The film’s central theme also adds to the sense of dread. From the moment the officer abdicates his responsibility to investigate the grotesque death, he scorns the victim, saying, “She sounds crazy to me!” smile is about the stigma surrounding mental illness and the urge to deny or demonize those who manipulate it.
Finn finds fertile ground in the vast and presumably unfillable gap between victims and well-meaning bystanders. The audience’s sympathy will be directed towards Rose, who lives with fear that she doesn’t know how to fight. But it’s also easy to see why others find it uncomfortable trying to deal with women who are behaving erratically, even dangerously, while blaming some sort of incomprehensible fear demon. .
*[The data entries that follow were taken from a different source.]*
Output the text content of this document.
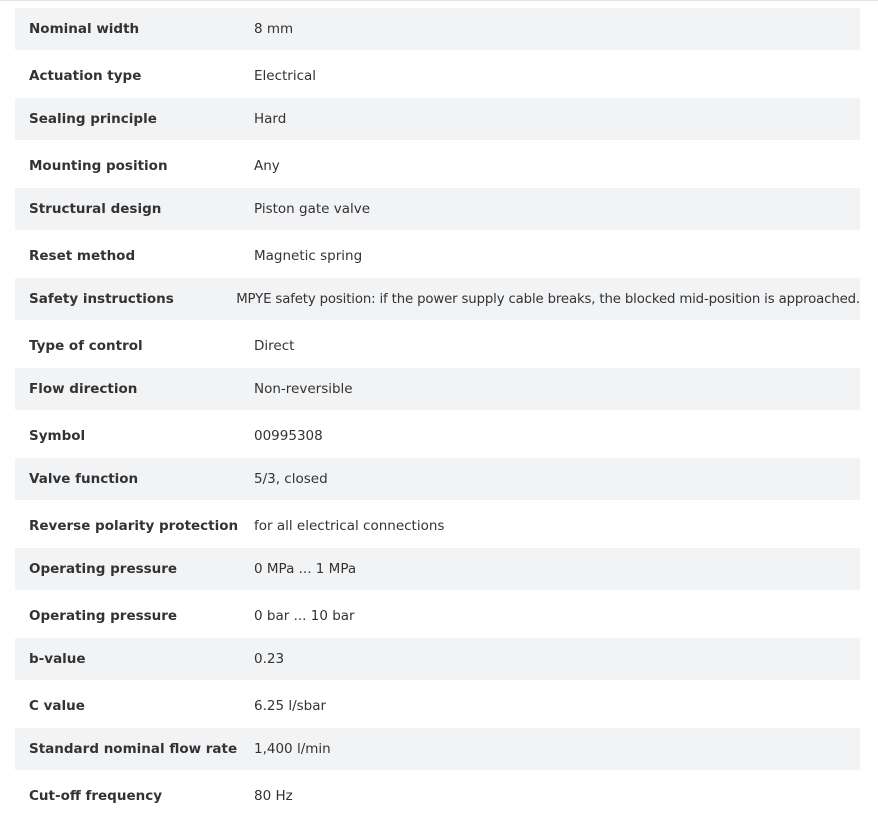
Nominal width	8 mm
Actuation type	Electrical
Sealing principle	Hard
Mounting position	Any
Structural design	Piston gate valve
Reset method	Magnetic spring
Safety instructions	MPYE safety position: if the power supply cable breaks, the blocked mid-position is approached.
Type of control	Direct
Flow direction	Non-reversible
Symbol	00995308
Valve function	5/3, closed
Reverse polarity protection	for all electrical connections
Operating pressure	0 MPa ... 1 MPa
Operating pressure	0 bar ... 10 bar
b-value	0.23
C value	6.25 l/sbar
Standard nominal flow rate	1,400 l/min
Cut-off frequency	80 Hz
A deeper version of the film could be even more vague about Rose’s situation, leaving us with the question of whether she really was just having a psychotic episode, caused by stress, overwork, and justifiable trauma. There is. Finn chooses to avoid that path and makes it pretty clear that something supernatural is at work. It’s a reasonable choice to make with a movie that genuinely cares about the people who might suffer when it happens while letting it happen. smile of potential subtleties.
But there’s nothing wrong with a horror movie designed to terrorize an audience rather than play a game with them. As a writer and director, Finn seems to know that people can go to horror movies for a variety of reasons. I am doing a meaningful job.
smile It hits theaters on September 30th.